Each year, the Cyber NYC program provides research awards to seven Columbia faculty members working in cybersecurity. In its first year, these awards resulted in 15 research papers and presentations, and 6 new software projects. Learn more about this year’s awards below.

  • Securing the Software Supply Chain via Effective Detection of Rogue Updates
    • PI: Junfeng Yang, Computer Science, with Yaniv David, Computer Science
    • This project works to detect malicious updates to benign software. This type of malware is known to be extremely dangerous; one prominent example is the famous SolarWinds hack that compromised thousands of organizations including nine US government agencies. The researchers have invented a novel algorithm and built a system for effective detection of rogue updates for packages in Javascript, one of the most widely used programming languages. 
  • Policy and Technical Foundations of Cyber Regulations
    • PIs: Jason Healey, School of International and Public Affairs
    • Little academic work has explored the nature of failures in cyber markets, or how regulation can impact these markets. This project investigates and develops initial frameworks for cyber market failures and cybersecurity regulation. It also works on more basic research, based in such frameworks, for regulatory options rooted in technology and computing. 
  • Constructive Responses to Harassment
    • PI: Susan McGregor, Data Science Institute; with Rachel Greenstadt and Damon McCoy, New York University
    • This project investigates a user-centric approach to mitigating online harassment. The researchers plan to assess how online reporting mechanisms can better meet user expectations and needs, thus mitigating the harms of online harassment and abuse. 
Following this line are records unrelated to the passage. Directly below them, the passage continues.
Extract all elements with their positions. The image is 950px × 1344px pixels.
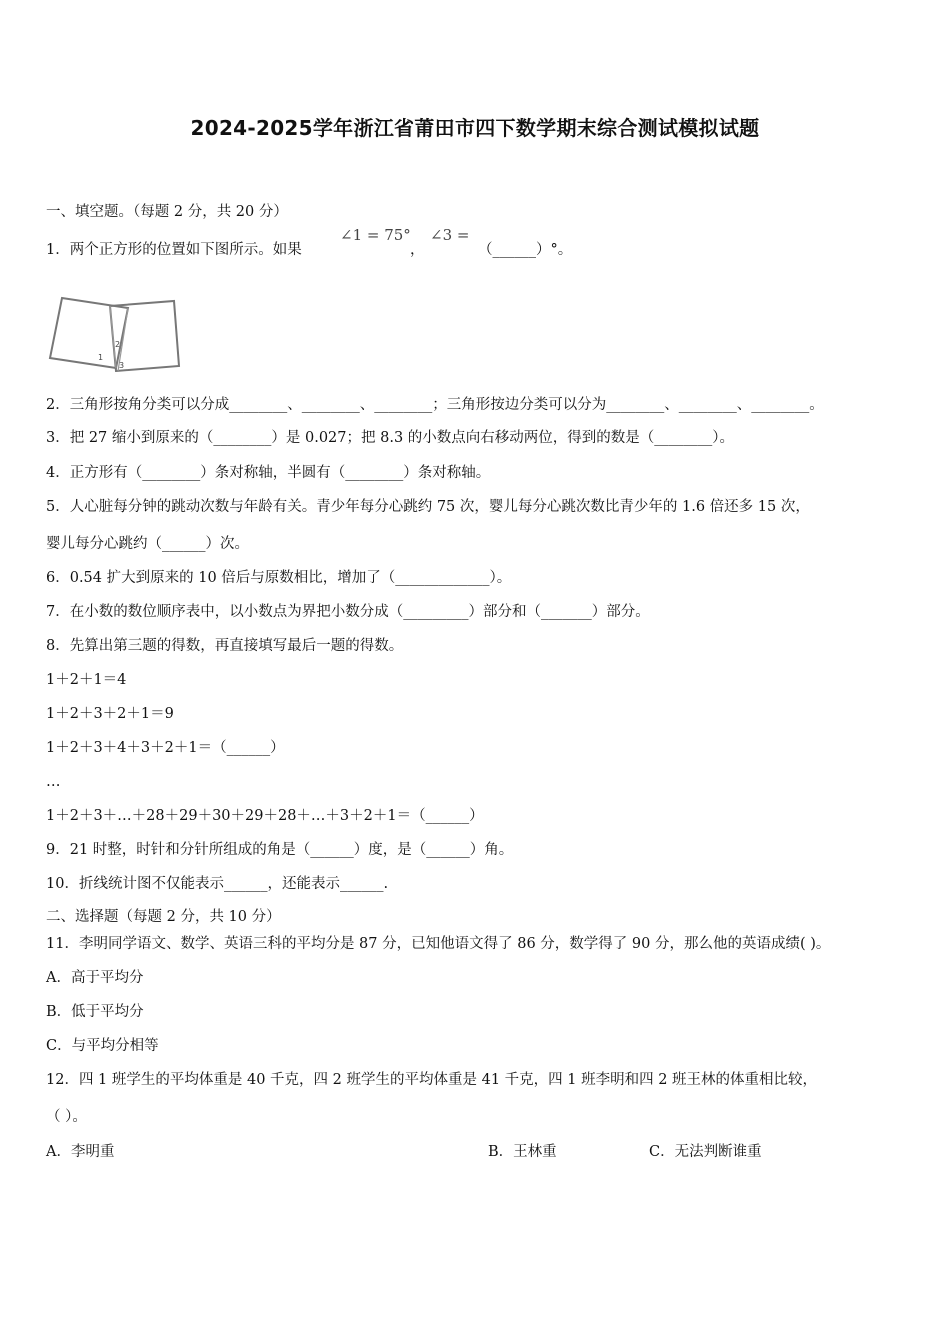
question-12-option-c: C．无法判断谁重 [649, 1144, 762, 1160]
figure-label-1: 1 [98, 353, 104, 362]
figure-label-3: 3 [119, 361, 125, 370]
question-8-ellipsis: … [46, 774, 61, 790]
question-7: 7．在小数的数位顺序表中，以小数点为界把小数分成（_________）部分和（_______）部分。 [46, 604, 650, 620]
question-2: 2．三角形按角分类可以分成________、________、________；三角形按边分类可以分为________、________、________。 [46, 397, 824, 413]
question-11-option-c: C．与平均分相等 [46, 1038, 159, 1054]
question-4: 4．正方形有（________）条对称轴，半圆有（________）条对称轴。 [46, 465, 491, 481]
section-heading-multiple-choice: 二、选择题（每题 2 分，共 10 分） [46, 909, 281, 925]
section-heading-fill-in: 一、填空题。（每题 2 分，共 20 分） [46, 204, 288, 220]
question-8: 8．先算出第三题的得数，再直接填写最后一题的得数。 [46, 638, 404, 654]
question-11-option-b: B．低于平均分 [46, 1004, 144, 1020]
figure-label-2: 2 [115, 340, 121, 349]
question-3: 3．把 27 缩小到原来的（________）是 0.027；把 8.3 的小数点向右移动两位，得到的数是（________）。 [46, 430, 735, 446]
question-8-equation-3: 1＋2＋3＋4＋3＋2＋1＝（______） [46, 740, 285, 756]
question-8-equation-final: 1＋2＋3＋…＋28＋29＋30＋29＋28＋…＋3＋2＋1＝（______） [46, 808, 484, 824]
question-1 [46, 240, 302, 260]
question-12-line-2: （ ）。 [46, 1109, 87, 1125]
question-5-line-2: 婴儿每分心跳约（______）次。 [46, 536, 249, 552]
question-12-option-a: A．李明重 [46, 1144, 115, 1160]
question-12-line-1: 12．四 1 班学生的平均体重是 40 千克，四 2 班学生的平均体重是 41 千克，四 1 班李明和四 2 班王林的体重相比较， [46, 1072, 818, 1088]
question-9: 9．21 时整，时针和分针所组成的角是（______）度，是（______）角。 [46, 842, 514, 858]
question-6: 6．0.54 扩大到原来的 10 倍后与原数相比，增加了（_____________）。 [46, 570, 512, 586]
question-11: 11．李明同学语文、数学、英语三科的平均分是 87 分，已知他语文得了 86 分，数学得了 90 分，那么他的英语成绩( )。 [46, 936, 831, 952]
two-squares-figure [46, 292, 181, 372]
question-8-equation-1: 1＋2＋1＝4 [46, 672, 127, 688]
page-title: 2024-2025学年浙江省莆田市四下数学期末综合测试模拟试题 [190, 116, 760, 140]
question-5-line-1: 5．人心脏每分钟的跳动次数与年龄有关。青少年每分心跳约 75 次，婴儿每分心跳次数比青少年的 1.6 倍还多 15 次， [46, 499, 810, 515]
question-10: 10．折线统计图不仅能表示______，还能表示______. [46, 876, 389, 892]
question-12-option-b: B．王林重 [488, 1144, 557, 1160]
question-11-option-a: A．高于平均分 [46, 970, 144, 986]
question-1-prefix: 1．两个正方形的位置如下图所示。如果 [46, 242, 302, 258]
question-8-equation-2: 1＋2＋3＋2＋1＝9 [46, 706, 174, 722]
question-1-separator: ， [410, 242, 425, 258]
question-1-suffix: （______）°。 [478, 242, 573, 258]
angle-1-formula: ∠1 = 75° [340, 226, 411, 244]
angle-3-formula: ∠3 = [430, 226, 470, 244]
  • Differentially Private Streaming Algorithms for Continual Observation in the Turnstyle Model
    • PIs: Rachel Cummings, Industrial Engineering and Operations Research; Rebecca Wright, Barnard College, Computer Science
    • Differential privacy (DP) is a mathematically rigorous definition of privacy that has gained significant popularity since its formalization in 2006. However, it involves tradeoffs between privacy and accuracy that can be difficult to understand. This project builds a tool for visually explaining differential privacy to engineers, with a focus on the accuracy resulting from varying the privacy parameters. 
       
  • Bounding Measures of Inequality for Trustworthy Machine Learning
    • PI: Richard Zemel, Computer Science; with Toniann Pitassi, Computer Science
    • Learning-based predictive algorithms are widely used in real-world systems and have significantly impacted our daily lives. However, many algorithms are deployed without understanding of their potential for failure or how they perform across different populations. This project develops techniques that help algorithm designers ensure their models are fair both across and within groups. 
       
  • Multi-modal, Semantic-Aware AI Agents for Automated Vulnerability Detection & Repair
    • PIs: Baishakhi Ray and Junfeng Yang, Computer Science
    • Effectively repairing bugs in software is a task that’s important for our society and infrastructure, but often complex and costly. This project develops AI agents that use multiple different types of information - like source code, bug reports, stack traces, and system logs - to effectively locate and patch software bugs. 
       
  • Towards Bug-oriented Fuzzing Exploration
    • PIs: Suman Jana and Junfeng Yang, Computer Science
    • Fuzzing has been highly successful at finding bugs in large real-world software. However, fuzzers often hit a performance plateau after their initial success, because they lack understanding of what types of inputs to use.  This project improves fuzzers’ abilities to accurately detect bugs by improving their statistical rigor.